How We Got to Sesame Street
by Jill Lepore
reviewed by Jon Duelfer
Photograph by David Attie
Jill Lepore is my favorite historian at the moment. She challenges the long-held belief in American, unrelenting progress by observing and critiquing popular aspects of our society.
In When Ernie Met Bert, Lepore uses the history of Sesame Street to critique the inevitable dominance of capitalism. She shows that during a time of unfettered capitalism where there was a “scarcity of preeschools and the abundance of televisions,” a group of educators got together to design a TV show for underprivileged youth.
Although Sesame Street was originally funded by government programs and shown on public television networks, Lepore traces how it would ultimately end up in the hands of Disney and shown exclusively on HBO for suburban households with the money to pay for it.
In the 1950s and 60s, the vast majority of American households had a television set. Children watched “a bleary-eyed average of fifty-four hours a week.” A group of educators saw this as a serious issue – and as an opportunity.
They got together with a New York-based public television channel to propose an educational show that would primarily target underprivileged youth.
Educational television for preschoolers seemed to solve two problems at once: the scarcity of preschools and the abundance of televisions.
This project ultimately went on to receive federal funding and turn into what we now know as Sesame Street. NBC and CBS – both for-profit companies – turned the show down. PBS – a non-profit, public broadcaster – picked it up. “Within weeks, Sesame Street was a cultural phenomenon.”
Most importantly, it listened to its viewers. Although it targeted diverse communities, in its early stages, it fell short in representing them. It was designed by ivy-league educators detached from the issues that many of its target communities faced.
They realized that they had to open their doors for community criticism. They listened to their audience and incorporated a slew of characters that went against mainstream conventions. They came from diverse backgrounds, had psychological issues, or were physically handicapped.

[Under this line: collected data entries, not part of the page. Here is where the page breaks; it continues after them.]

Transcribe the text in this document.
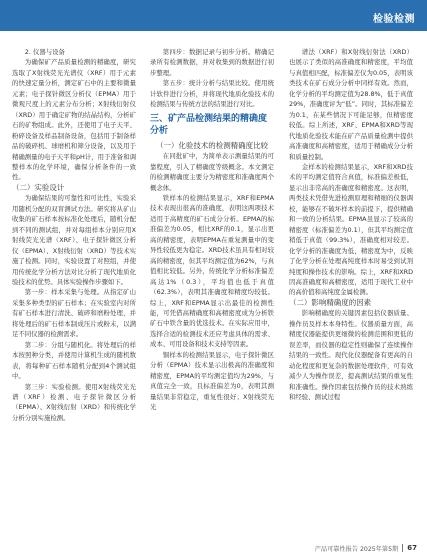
检验检测

2. 仪器与设备

为确保矿产品质量检测的精确度，研究选取了X射线荧光光谱仪（XRF）用于元素的快速定量分析，测定矿石中的主要和微量元素；电子探针微区分析仪（EPMA）用于微观尺度上的元素分布分析；X射线衍射仪（XRD）用于确定矿物的结晶结构，分析矿石的矿物组成。此外，还使用了电子天平、粉碎设备及样品制备设备，包括用于制备样品的破碎机、球磨机和筛分设备，以及用于精确测量的电子天平和pH计，用于准备和调整样本的化学环境，确保分析条件的一致性。

（二）实验设计

为确保结果的可靠性和可比性，实验采用随机分配的双盲测试方法。研究将从矿山收集的矿石样本按标准化处理后，随机分配到不同的测试组，并对每组样本分别应用X射线荧光光谱（XRF）、电子探针微区分析仪（EPMA）、X射线衍射（XRD）等技术实施了检测。同时，实验设置了对照组，并使用传统化学分析方法对比分析了现代地质化验技术的优势。具体实验操作步骤如下。

第一步：样本采集与处理。从指定矿山采集多种类型的矿石样本；在实验室内对所有矿石样本进行清洗、破碎和磨粉处理，并将处理后的矿石样本制成压片或粉末，以满足不同仪器的检测需求。

第二步：分组与随机化。将处理后的样本按照种分类，并使用计算机生成的随机数表，将每种矿石样本随机分配到4个测试组中。

第三步：实验检测。使用X射线荧光光谱（XRF）检测、电子探针微区分析（EPMA）、X射线衍射（XRD）和传统化学分析分别实施检测。

第四步：数据记录与初步分析。精确记录所有检测数据，并对收集到的数据进行初步整理。

第五步：统计分析与结果比较。使用统计软件进行分析，并将现代地质化验技术的检测结果与传统方法的结果进行对比。

三、矿产品检测结果的精确度分析
（一）化验技术的检测精确度比较

在同批矿中，为简单表示测量结果的可靠程度，引入了精确度等级概念。本文测定的检测精确度主要分为精密度和准确度两个概念体。

铁样本的检测结果显示，XRF和EPMA技术表现出很高的准确度，表明这两项技术适用于高精度的矿石成分分析。EPMA的标准偏差为0.05，相比XRF的0.1，显示出更高的精密度，表明EPMA在重复测量中的变异性较低更为稳定。XRD技术虽具有相对较高的精密度，但其平均测定值为62%，与真值相比较低。另外，传统化学分析标准偏差高达1%（0.3），平均值也低于真值（62.3%），表明其准确度和精度均较低。综上，XRF和EPMA显示出最佳的检测性能，可凭借高精确度和高精密度成为分析铁矿石中铁含量的优选技术。在实际应用中，选择合适的检测技术还应考虑具体的需求、成本、可用设备和技术支持等因素。

铜样本的检测结果显示，电子探针微区分析（EPMA）技术显示出极高的准确度和精密度，EPMA的平均测定值均为29%，与真值完全一致，且标准偏差为0，表明其测量结果非常稳定，重复性很好；X射线荧光光

谱法（XRF）和X射线衍射法（XRD）也展示了类似的高准确度和精密度，平均值与真值相匹配，标准偏差仅为0.05，表明该类技术在矿石成分分析中同样有效。然而，化学分析的平均测定值为28.8%，低于真值29%，准确度评为“低”。同时，其标准偏差为0.1，在某些情况下可能足够，但精密度较低。综上所述，XRF、EPMA和XRD等现代地质化验技术能在矿产品质量检测中提供高准确度和高精密度，适用于精确成分分析和质量控制。

金样本的检测结果显示，XRF和XRD技术的平均测定值符合真值，标准偏差极低，显示出非常高的准确度和精密度。这表明，两类技术凭借先进检测原理和精细的仪器调校，能够在不破坏样本的前提下，提供精确和一致的分析结果。EPMA虽显示了较高的精密度（标准偏差为0.1），但其平均测定值稍低于真值（99.3%），准确度相对较差。化学分析的准确度为低，精密度为中，反映了化学分析在处理高纯度样本时易受到试剂纯度和操作技术的影响。综上，XRF和XRD因高准确度和高精密度，适用于现代工业中的高价值和高纯度金属检测。

（二）影响精确度的因素

影响精确度的关键因素包括仪器质量、操作员及样本本身特性。仪器质量方面，高精度仪器能提供更细微的检测范围和更低的误差率，而仪器的稳定性则确保了连续操作结果的一致性。现代化仪器配备有更高的自动化程度和更复杂的数据处理软件，可有效减少人为操作误差，提高测试结果的重复性和准确性。操作因素包括操作员的技术熟练和经验、测试过程

产品可靠性报告 2025年第5期 67
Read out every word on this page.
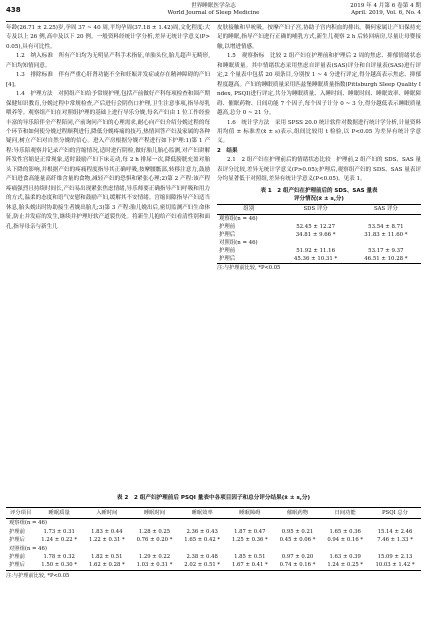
438	世界睡眠医学杂志
World Journal of Sleep Medicine
2019 年 4 月第 6 卷第 4 期
April. 2019, Vol. 6, No. 4

年龄(26.71 ± 2.25)岁,孕周 37 ~ 40 周,平均孕周(37.18 ± 1.42)周,文化程度:大专及以上 26 例,高中及以下 20 例。一般资料经统计学分析,差异无统计学意义(P>0.05),具有可比性。

1.2　纳入标准　所有产妇均为无明显产科手术指征,单胎头位,胎儿超声无畸形,产妇均知情同意。

1.3　排除标准　伴有严重心肝肾功能不全和妊娠并发症或存在精神障碍的产妇[4]。

1.4　护理方法　对照组产妇给予常规护理,包括产前做好产科每项检查和围产期保健知识教育,分娩过程中常规检查,产后进行会阴伤口护理,卫生注意事项,指导母乳喂养等。观察组产妇在对照组护理的基础上进行导乐分娩,每名产妇由 1 位工作经验丰富的导乐陪伴全产程陪同,产前询问产妇的心理需求,耐心向产妇介绍分娩过程的每个环节和如何使分娩过程顺利进行,降低分娩疼痛的技巧,热情回答产妇及家属的各种疑问,树立产妇对自然分娩的信心。进入产房根据分娩产程进行如下护理:1)第 1 产程:导乐陪观察并记录产妇的宫缩情况,适时进行阴检,做好胎儿胎心监测,对产妇讲解阵发性宫缩是正常现象,适时鼓励产妇下床走动,每 2 h 排尿一次,降低膀胱充盈对胎头下降的影响,并根据产妇的疼痛程度指导其正确呼吸,按摩腰骶部,转移注意力,鼓励产妇进食高能量高纤维含量的食物,减轻产妇的恐惧和紧张心理;2)第 2 产程:该产程疼痛强烈且持续时间长,产妇易出现紧张焦虑情绪,导乐师要正确指导产妇呼吸和用力的方式,温柔的态度和语气安慰和鼓励产妇,缓解其不安情绪。宫缩间隙指导产妇适当休息,胎头娩出时协助接生者娩出胎儿;3)第 3 产程:胎儿娩出后,密切监测产妇生命体征,防止并发症的发生,继续并护理好软产道裂伤处。将新生儿抱给产妇看清性别和面孔,指导母亲与新生儿

皮肤接触和早吮吸。按摩产妇子宫,协助子宫内积血的排出。稠何家属让产妇保持充足的睡眠,指导产妇进行正确的哺乳方式,新生儿观察 2 h 后转回病房,尽量让母婴接触,以增进情感。

1.5　观察指标　比较 2 组产妇在护理前和护理后 2 周的焦虑、抑郁情绪状态和睡眠质量。其中情绪状态采用焦虑自评量表(SAS)评分和自评量表(SAS)进行评定,2 个量表中包括 20 项条目,分别按 1 ~ 4 分进行评定,得分越高表示焦虑、抑郁程度越高。产妇的睡眠质量采用匹兹堡睡眠质量指数(Pittsburgh Sleep Quality Index, PSQI)进行评定,共分为睡眠质量、入睡时间、睡眠时间、睡眠效率、睡眠障碍、催眠药物、日间功能 7 个因子,每个因子计分 0 ~ 3 分,得分越低表示睡眠质量越高,总分 0 ~ 21 分。

1.6　统计学方法　采用 SPSS 20.0 统计软件对数据进行统计学分析,计量资料用均值 ± 标准差(x̄ ± s)表示,组间比较用 t 检验,以 P<0.05 为差异有统计学意义。

2　结果

2.1　2 组产妇在护理前后的情绪状态比较　护理前,2 组产妇的 SDS、SAS 量表评分比较,差异无统计学意义(P>0.05);护理后,观察组产妇的 SDS、SAS 量表评分均显著低于对照组,差异有统计学意义(P<0.05)。见表 1。

表 1　2 组产妇在护理前后的 SDS、SAS 量表
评分情况(x̄ ± s,分)
组别	SDS 评分	SAS 评分
观察组(n = 46)		
护理前	52.45 ± 12.27	53.54 ± 8.71
护理后	34.81 ± 9.66 *	31.83 ± 11.60 *
对照组(n = 46)		
护理前	51.92 ± 11.16	53.17 ± 9.37
护理后	45.36 ± 10.31 *	46.51 ± 10.28 *
注:与护理前比较, *P<0.05
表 2　2 组产妇护理前后 PSQI 量表中各项目因子和总分评分结果(x̄ ± s,分)
评分项目	睡眠质量	入睡时间	睡眠时间	睡眠效率	睡眠障碍	催眠药物	日间功能	PSQI 总分
观察组(n = 46)								
护理前	1.73 ± 0.31	1.83 ± 0.44	1.28 ± 0.25	2.36 ± 0.43	1.87 ± 0.47	0.95 ± 0.21	1.65 ± 0.36	15.14 ± 2.46
护理后	1.24 ± 0.22 *	1.22 ± 0.31 *	0.76 ± 0.20 *	1.65 ± 0.42 *	1.25 ± 0.36 *	0.45 ± 0.06 *	0.94 ± 0.16 *	7.46 ± 1.33 *
对照组(n = 46)								
护理前	1.78 ± 0.32	1.82 ± 0.51	1.29 ± 0.22	2.38 ± 0.48	1.85 ± 0.51	0.97 ± 0.20	1.63 ± 0.39	15.09 ± 2.13
护理后	1.50 ± 0.30 *	1.62 ± 0.28 *	1.03 ± 0.31 *	2.02 ± 0.51 *	1.67 ± 0.41 *	0.74 ± 0.16 *	1.24 ± 0.25 *	10.03 ± 1.42 *
注:与护理前比较, *P<0.05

Some of these characters didn’t work out, but the important thing was that the creators listened to their audience and ultimately made Sesame Street into the phenomenon it’s known as today.
Despite the show’s rocky start, those early episodes are still the best television ever made for young children. The magnificence of its achievement was summed up by this magazine’s film critic Renata Adler, in 1972: “It is as though all the lessons of the New Deal federal planning and all the sixties experience of the ‘local people,’ the techniques of the totalitarian slogan and the American commercial, the devices of film and the cult of the famous, the research of educators and the talent of artists had combined in one small television experiment to sell, by means of television, the rational, the humane, and the linear to little children.” It doesn’t get any better than that.
Although America certainly wasn’t the emblem of justice and equality in the 1960s and 70s, there were both grassroots and government programs to get there. Sesame Street was a conceited effort by individuals and the government working together to provide education to children coming from oppressed and disenfranchised backgrounds.
The Reagan years marked the beginning of the fall. The federal government all but stopped funding educational television in 1981, and deregulation meant that the F.C.C. accepted “The Flintstones” as fulfilling a station’s “educational” requirements. Kids’ TV in the nineteen-eighties involved mainly plastic toys: “My Little Pony’n Friends,” “Teenage Mutant Ninja Turtles.” “Sesame Street” became more commercial.
The surge of free-market, libertarian ideologies, the tearing down of government programs and initiatives, and the resulting accumulation of wealth in massive corporations lead to the commercialization of Sesame Street. Lepore indicates that this was a uniquely American occurrence, however, as many countries built on the fundamentals of Sesame Street for their own citizens.
Abroad, “Sesame Street” is still driven by the spirit of 1968. In the U.S., that spark has gone. The Muppets were sold to Disney, after which the Disney Channel launched a sickening animated series called “Muppet Babies,” a show so merchandise-driven that wittle, itty-bitty, never-witty Baby Kermit might as well talk with a price tag hanging off his face. Since 2015, “Sesame Street” has bee released first not on PBS but on HBO. A show designed as a public service, part of the War on Poverty, is now one you’ve got to pay for.
As Lepore does so well, she has taken a piece of history that many would see as inevitable and has shined a different light on it. Government deregulation gutted spending on public programs, which transformed Sesame Street from an educational show for kids all over America into a commercialized product exclusive to those who can afford it.
There are two typical responses to something like this. The first is a neutral, complacent attitude that it’s “just how the world is.” The other is an argument that capitalism is the natural order of things and that the government should not have their hand in making propaganda – that the free-market can produce it cheaper and more effectively.
I believe that both of these viewpoints are incorrect. Sesame Street could never have existed without the support of the government. The government doesn’t require a return on investment like companies do. Its investment is in the public itself – the education of its youth and the building of a better, more equal, and just society.
If this debate interests you, I recommend picking up this article. It’s a short, but eye-opening read.